Возможно ли удалить временные файлы из распараллеленной R-задачи?

Я полагаюсь на распараллеливание с помощью doParallel и foreach в R для выполнения различных вычислений на небольших подмножествах огромного растрового файла. Это включает в себя многократное обрезание подмножества большого растра. Мой базовый синтаксис выглядит примерно так:

 grid <- raster::raster("grid.tif")
data <- raster::raster("data.tif")

cl <- parallel::makeCluster(32)
doParallel::registerDoParallel(cl)

m <- foreach(col=ncol(grid)) %:% foreach(row=nrow(grid)) %dopar% {
   
   # get extent of subset 
   cell <- raster::cellFromRowCol(grid, row, col)
   ext <- raster::extentFromCells(grid, cell)
   
   # crop main raster to subset extent
   subset <- raster::crop(data, ext)
   
   # ...
   # perform some processing steps on the raster subset
   # ...
   
   # save results to a separate file
   saveRDS(subset, paste0("output_folder/", row, "_", col)
}
 

Алгоритм работает отлично и достигает того, чего я хочу. Однако raster::crop(data, ext) при каждом вызове создается небольшой временный файл. Это кажется стандартным поведением пакета raster, но это становится проблемой, потому что эти временные файлы удаляются только после выполнения всего кода и занимают слишком много места на диске (сотни ГБ).

При последовательном выполнении задачи я могу просто удалить временный файл с file.remove(subset@file@name) помощью . Однако это больше не работает при параллельном выполнении задачи. Вместо этого команда просто игнорируется, и временный файл остается там, где он есть, пока не будет выполнена вся задача.

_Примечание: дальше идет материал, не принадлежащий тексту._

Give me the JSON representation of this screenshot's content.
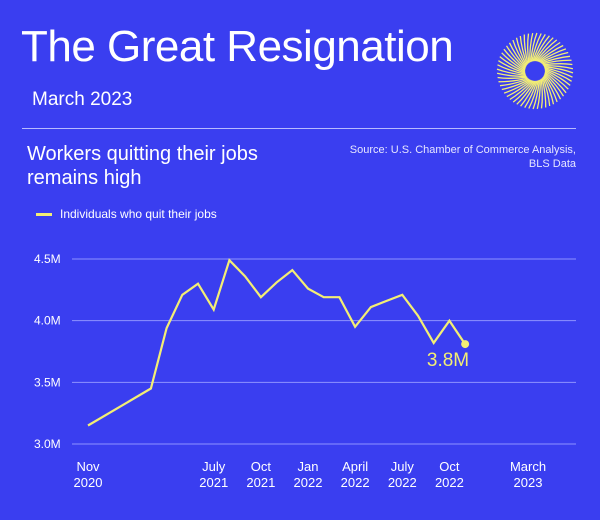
{
  "header": {
    "title": "The Great Resignation",
    "subtitle": "March 2023"
  },
  "chart_heading": [
    "Workers quitting their jobs",
    "remains high"
  ],
  "source": [
    "Source: U.S. Chamber of Commerce Analysis,",
    "BLS Data"
  ],
  "logo_icon": "sunburst-icon",
  "colors": {
    "background": "#3a3ef0",
    "line": "#f3ee74",
    "gridline": "#8f93ff",
    "text": "#ffffff"
  },
  "chart_data": {
    "type": "line",
    "title": "Workers quitting their jobs remains high",
    "legend": {
      "position": "top-left"
    },
    "grid": true,
    "xlabel": "",
    "ylabel": "",
    "ylim": [
      3.0,
      4.5
    ],
    "y_ticks": [
      {
        "value": 3.0,
        "label": "3.0M"
      },
      {
        "value": 3.5,
        "label": "3.5M"
      },
      {
        "value": 4.0,
        "label": "4.0M"
      },
      {
        "value": 4.5,
        "label": "4.5M"
      }
    ],
    "x_ticks": [
      {
        "date": "2020-11",
        "line1": "Nov",
        "line2": "2020"
      },
      {
        "date": "2021-07",
        "line1": "July",
        "line2": "2021"
      },
      {
        "date": "2021-10",
        "line1": "Oct",
        "line2": "2021"
      },
      {
        "date": "2022-01",
        "line1": "Jan",
        "line2": "2022"
      },
      {
        "date": "2022-04",
        "line1": "April",
        "line2": "2022"
      },
      {
        "date": "2022-07",
        "line1": "July",
        "line2": "2022"
      },
      {
        "date": "2022-10",
        "line1": "Oct",
        "line2": "2022"
      },
      {
        "date": "2023-03",
        "line1": "March",
        "line2": "2023"
      }
    ],
    "series": [
      {
        "name": "Individuals who quit their jobs",
        "unit": "millions",
        "points": [
          {
            "x": "2020-11",
            "y": 3.15
          },
          {
            "x": "2021-03",
            "y": 3.45
          },
          {
            "x": "2021-04",
            "y": 3.94
          },
          {
            "x": "2021-05",
            "y": 4.21
          },
          {
            "x": "2021-06",
            "y": 4.3
          },
          {
            "x": "2021-07",
            "y": 4.09
          },
          {
            "x": "2021-08",
            "y": 4.49
          },
          {
            "x": "2021-09",
            "y": 4.36
          },
          {
            "x": "2021-10",
            "y": 4.19
          },
          {
            "x": "2021-11",
            "y": 4.31
          },
          {
            "x": "2021-12",
            "y": 4.41
          },
          {
            "x": "2022-01",
            "y": 4.26
          },
          {
            "x": "2022-02",
            "y": 4.19
          },
          {
            "x": "2022-03",
            "y": 4.19
          },
          {
            "x": "2022-04",
            "y": 3.95
          },
          {
            "x": "2022-05",
            "y": 4.11
          },
          {
            "x": "2022-06",
            "y": 4.16
          },
          {
            "x": "2022-07",
            "y": 4.21
          },
          {
            "x": "2022-08",
            "y": 4.04
          },
          {
            "x": "2022-09",
            "y": 3.82
          },
          {
            "x": "2022-10",
            "y": 4.0
          },
          {
            "x": "2022-11",
            "y": 3.81
          }
        ]
      }
    ],
    "annotations": [
      {
        "label": "3.8M",
        "x": "2022-11",
        "y": 3.81
      }
    ]
  }
}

Есть идеи относительно того, почему это так и как я мог бы решить эту проблему?

Комментарии:

1. К сожалению, raster пакет плохо работает с большими наборами данных. Несколько лет назад я столкнулся с проблемой, подобной вашей, когда raster записал 2 ТБ временных файлов на диск. Игра с rasterOptions этим не привела к каким-либо значительным улучшениям. Тогда решением было использовать raster аналог Python, который оказался намного более эффективным. Однако теперь у raster пакета есть преемник. Он вызывается terra и работает намного лучше на больших наборах данных. Вы пробовали это использовать?

2. @Chr Нет, я этого не делал, но я посмотрю! Спасибо!

Ответ №1:

Для этого есть функция removeTmpFiles .

Вы должны уметь использовать f <- filename(subset) , избегать чтения из slots ( @ ). Я не понимаю, почему вы не сможете его удалить. Но, возможно, для этого нужно немного повозиться с путем?

временные файлы создаются только тогда, когда пакет raster сочтет это необходимым, исходя из доступной и требуемой оперативной памяти. Смотрите canProcessInMemory( , verbose=TRUE) . Настройки по умолчанию несколько консервативны, и вы можете изменить их с rasterOptions() помощью (memfrac и maxmemory)

Другой подход заключается в предоставлении аргумента filename для обрезки. Тогда вы знаете, что это за имя файла, и можете его удалить. Конечно, вам нужно позаботиться о том, чтобы не перезаписывать данные из разных задач, поэтому вам может потребоваться использовать какой-то уникальный идентификатор, связанный с ним.

saveRDS( ) не будет работать, если растр поддерживается временным файлом (так как он исчезнет).